After years of licensing its films to other studios—Spider-man for Sony (SNE), or the X-Men franchise for Fox (NWS)—Marvel is going it alone. Well, kind of. With a $525 million credit line it raised in 2005, and a cushy distribution arrangement with Paramount (VIA) that allows it to keep a hefty piece of the profits, Marvel has made its first homegrown flick, Iron Man.
And befitting its new-found life as a studio wannabe, Marvel breaks from tradition with Iron Man: The hero ain't no average Joe; rather, it's a millionaire playboy corporate executive named Tony Stark who gets the superhero vibe. Instead of getting stung, radiated, or altered, he welds together some super-alloy for a suit, throws in a pair of screeching-fast jet boots and a pulverizing "repuslor" ray, and, presto, like Marvel itself, he has a new lease on life.
But can Iron Man lift the $486 million-a-year comic book company to greater heights? Maybe he can. I caught the movie this week and, while it's no Spider-man (then again, not many flicks are), it's a pretty good ride for the superhero faithful.
As Tony Stark, Robert Downey, Jr. is a suitably insensitive, self-centered, womanizing crud. Surprisingly, he also brings the right amount of humor to the role. Jeff Bridges is an even better villain as Stark's back-stabbing second-in-command. But the real star is the over-the-top special effects that fire up Stark's suit with enough supersonic daring to outmaneuver jets, blast holes in mountains, and mow down Islamic rebels. Thank you, George Lucas and Industrial Light & Magic.
The big question, as it always is in Hollywood, is can Iron Man overcome its hefty price tag? No one at Marvel is saying how much it cost, but you can probably start at $150 million and go up from there. (Heck, Spidey set Sony back $250 million, but they're not complaining.)
I figure that to jumpstart DVDs, foreign sales, and toys, Iron Man had better sell north of $150 million worth of tickets at the U.S. box office—a figure that, given prior Marvel flicks' track records, is certainly doable.

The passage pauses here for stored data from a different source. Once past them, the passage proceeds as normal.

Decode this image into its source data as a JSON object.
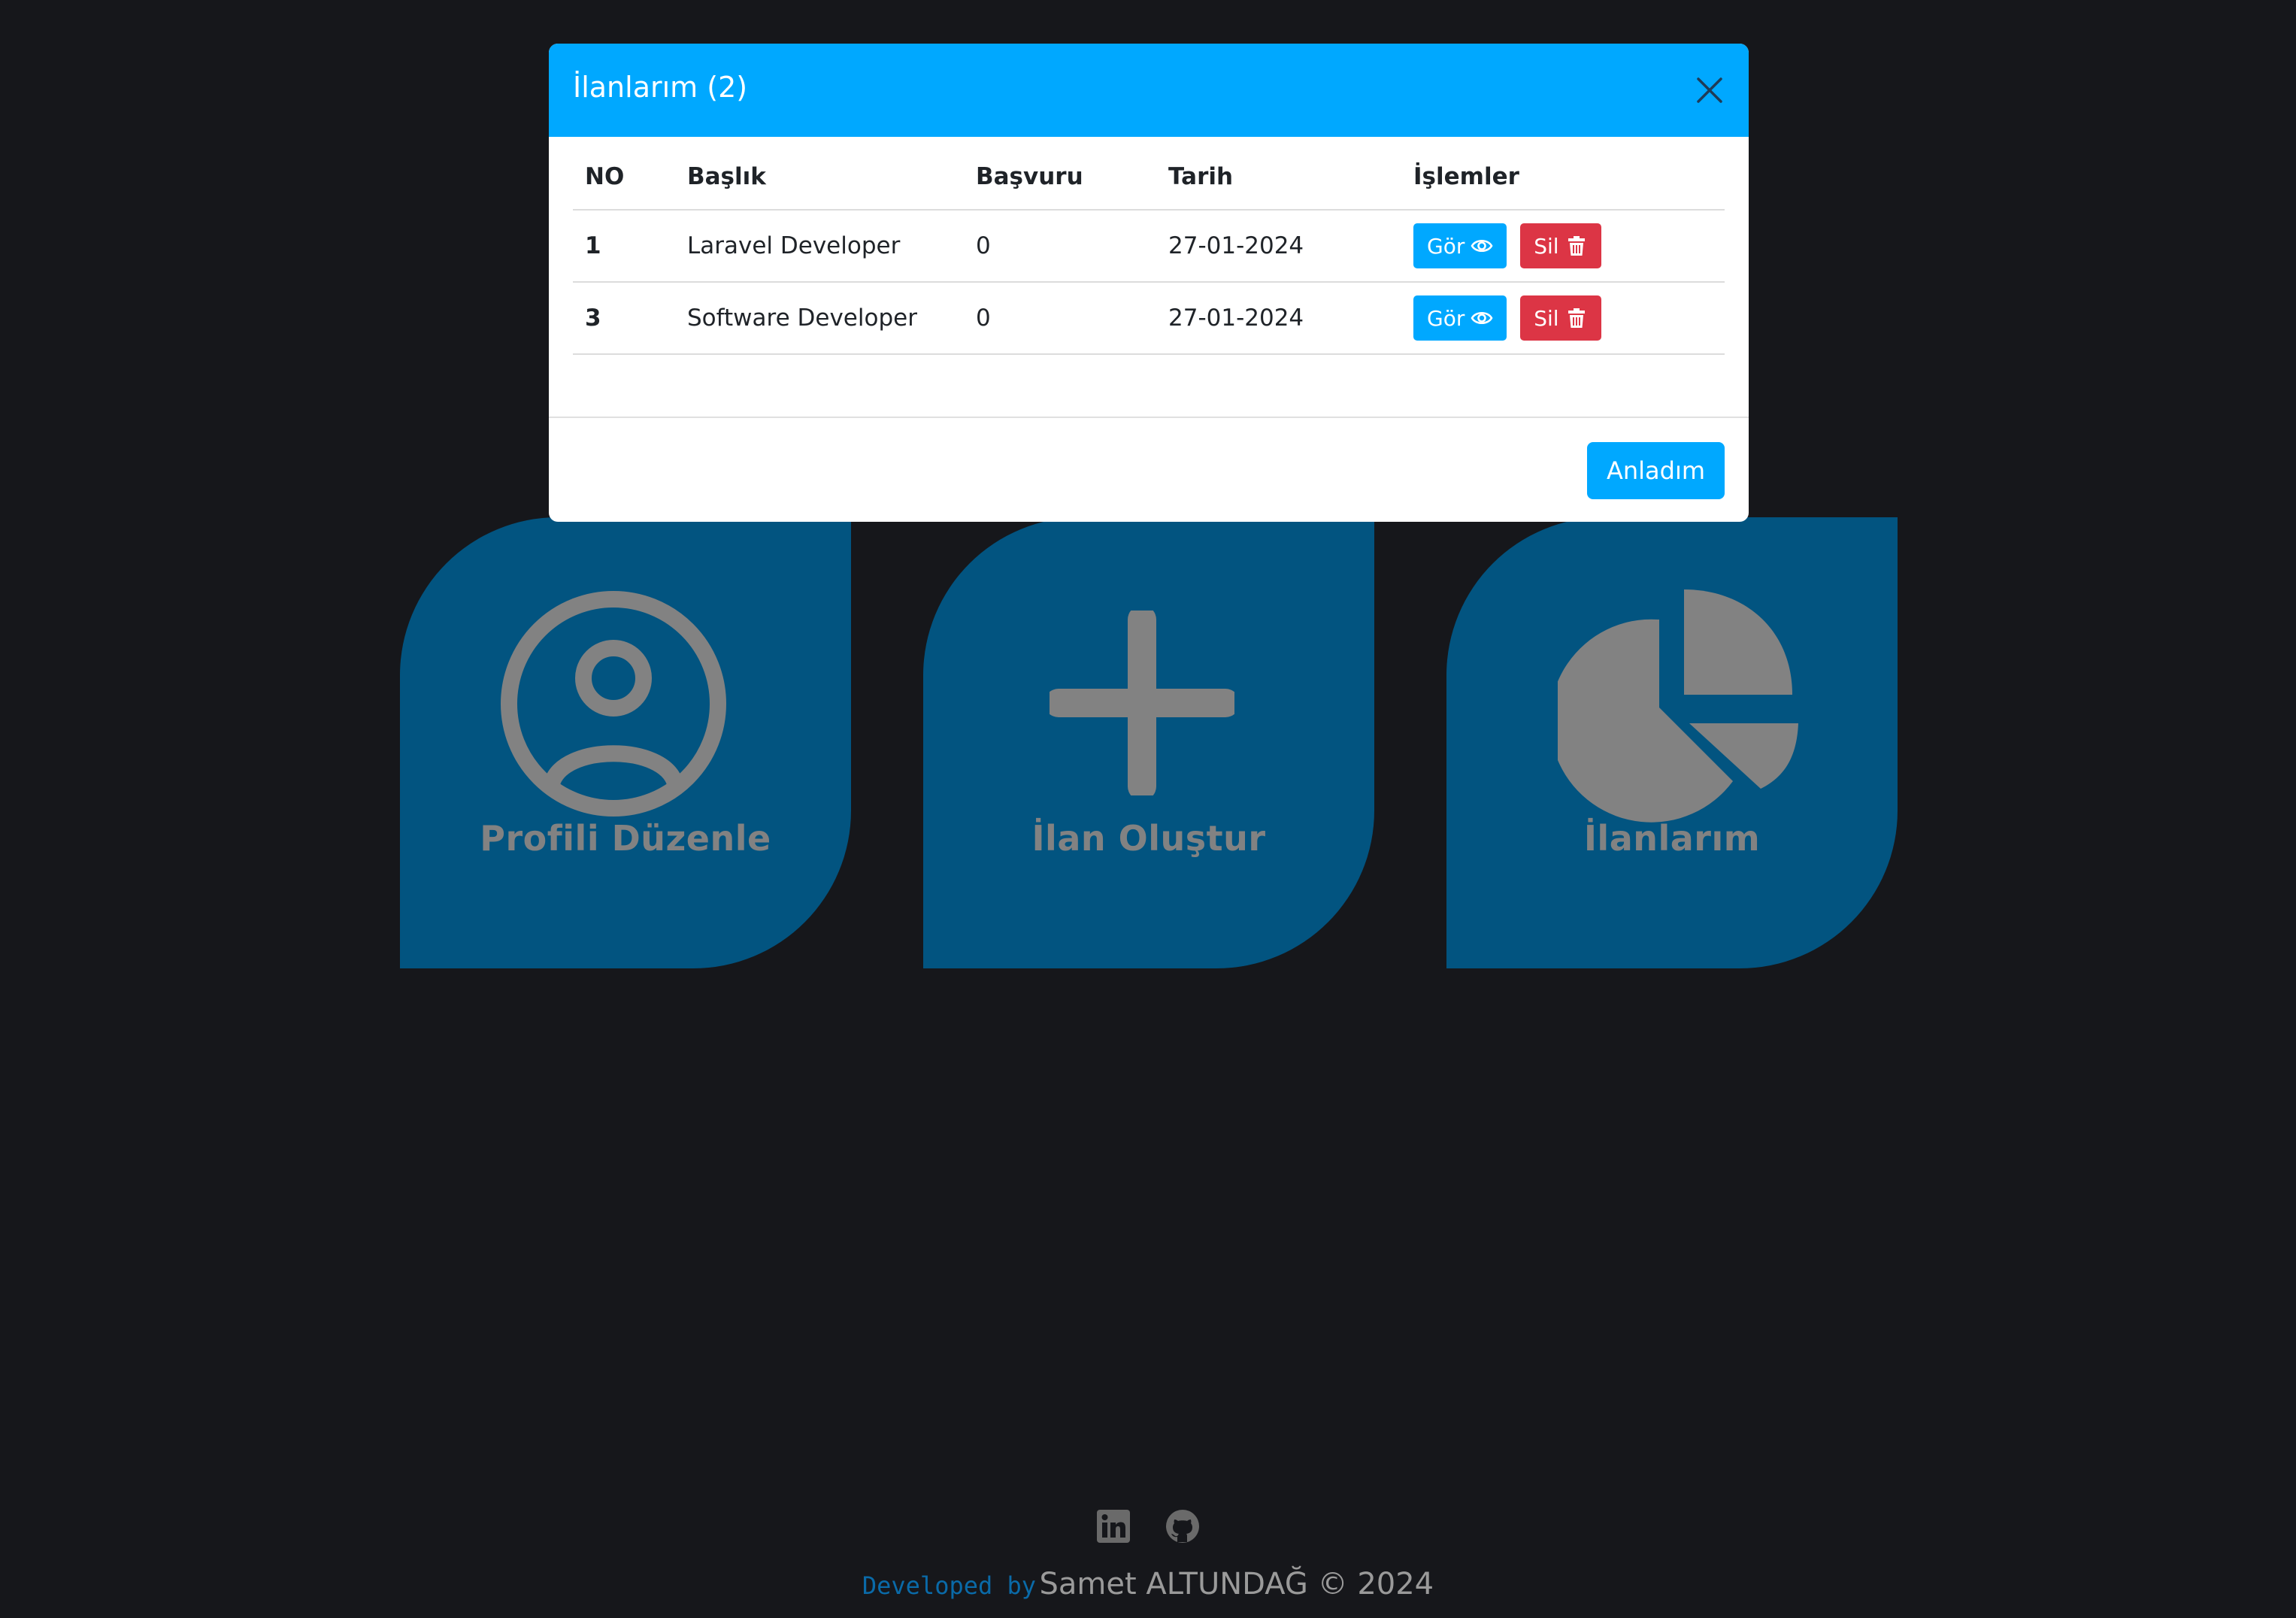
{
  "tiles": [
    {
      "label": "Profili Düzenle",
      "icon": "user-circle-icon"
    },
    {
      "label": "İlan Oluştur",
      "icon": "plus-icon"
    },
    {
      "label": "İlanlarım",
      "icon": "pie-chart-icon"
    }
  ],
  "modal": {
    "title": "İlanlarım (2)",
    "columns": [
      "NO",
      "Başlık",
      "Başvuru",
      "Tarih",
      "İşlemler"
    ],
    "rows": [
      {
        "no": "1",
        "title": "Laravel Developer",
        "applications": "0",
        "date": "27-01-2024"
      },
      {
        "no": "3",
        "title": "Software Developer",
        "applications": "0",
        "date": "27-01-2024"
      }
    ],
    "view_label": "Gör",
    "delete_label": "Sil",
    "ok_label": "Anladım"
  },
  "footer": {
    "developed_by": "Developed by",
    "author": "Samet ALTUNDAĞ © 2024",
    "icons": [
      "linkedin-icon",
      "github-icon"
    ]
  },
  "colors": {
    "background": "#16171b",
    "tile": "#025480",
    "tile_content": "#828282",
    "primary": "#00a8ff",
    "danger": "#dc3545"
  }
}
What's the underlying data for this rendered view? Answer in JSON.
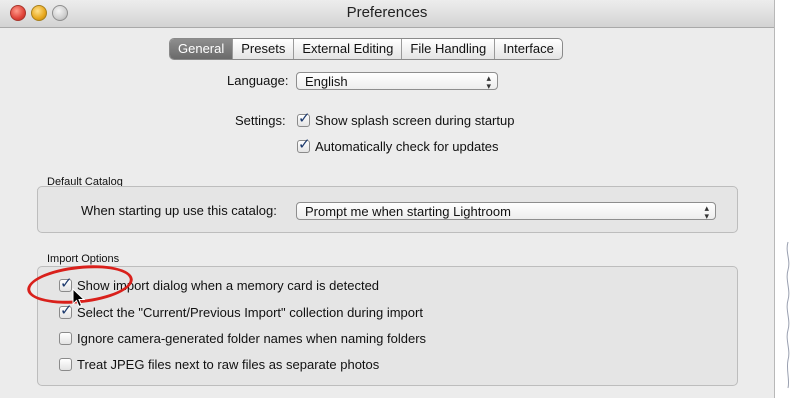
{
  "window": {
    "title": "Preferences"
  },
  "tabs": [
    {
      "label": "General",
      "active": true
    },
    {
      "label": "Presets",
      "active": false
    },
    {
      "label": "External Editing",
      "active": false
    },
    {
      "label": "File Handling",
      "active": false
    },
    {
      "label": "Interface",
      "active": false
    }
  ],
  "general": {
    "language_label": "Language:",
    "language_value": "English",
    "settings_label": "Settings:",
    "splash_label": "Show splash screen during startup",
    "splash_checked": true,
    "updates_label": "Automatically check for updates",
    "updates_checked": true
  },
  "default_catalog": {
    "group_title": "Default Catalog",
    "startup_label": "When starting up use this catalog:",
    "startup_value": "Prompt me when starting Lightroom"
  },
  "import_options": {
    "group_title": "Import Options",
    "items": [
      {
        "label": "Show import dialog when a memory card is detected",
        "checked": true
      },
      {
        "label": "Select the \"Current/Previous Import\" collection during import",
        "checked": true
      },
      {
        "label": "Ignore camera-generated folder names when naming folders",
        "checked": false
      },
      {
        "label": "Treat JPEG files next to raw files as separate photos",
        "checked": false
      }
    ]
  },
  "colors": {
    "annotation_circle": "#d9201b",
    "active_tab": "#7a7a7a",
    "checkmark": "#1e3b6e"
  }
}
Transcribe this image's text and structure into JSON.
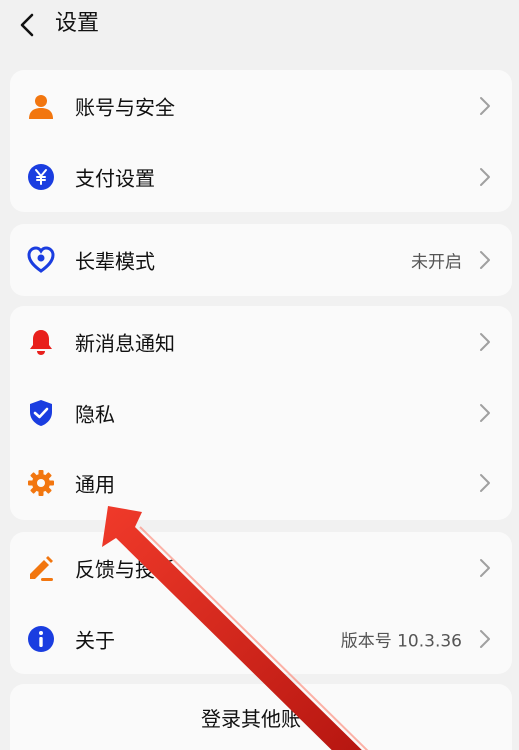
{
  "header": {
    "title": "设置"
  },
  "cards": [
    {
      "items": [
        {
          "label": "账号与安全",
          "icon": "person-icon",
          "value": ""
        },
        {
          "label": "支付设置",
          "icon": "yuan-icon",
          "value": ""
        }
      ]
    },
    {
      "items": [
        {
          "label": "长辈模式",
          "icon": "heart-icon",
          "value": "未开启"
        }
      ]
    },
    {
      "items": [
        {
          "label": "新消息通知",
          "icon": "bell-icon",
          "value": ""
        },
        {
          "label": "隐私",
          "icon": "shield-icon",
          "value": ""
        },
        {
          "label": "通用",
          "icon": "gear-icon",
          "value": ""
        }
      ]
    },
    {
      "items": [
        {
          "label": "反馈与投诉",
          "icon": "edit-icon",
          "value": ""
        },
        {
          "label": "关于",
          "icon": "info-icon",
          "value": "版本号 10.3.36"
        }
      ]
    }
  ],
  "login_other": "登录其他账号",
  "colors": {
    "orange": "#f2760f",
    "blue": "#1a3de0",
    "red": "#e8201c",
    "arrow": "#d4201a"
  }
}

That means it needs to gross in the neighborhood of $60 million in its opening weekend to be on its way.
Marvel also has a secret weapon. Its financing deal, struck by one-time Disney (DIS) and Creative Artists Agency wunderkind David Maisel, is a non-recourse loan arranged by Merrill Lynch (MER). That means it doesn't sit on Marvel's balance sheet, and losses don't come out of the company's earnings. Of course, to get that deal, Marvel had to mortgage some of its prime characters much as you might mortgage your house. A series of flops for Marvel's new studio and Captain America, Black Panther, or Nick Fury could one day find themselves performing for a new studio. Marvel would be stuck taking license fees again rather than grabbing for box-office gusto.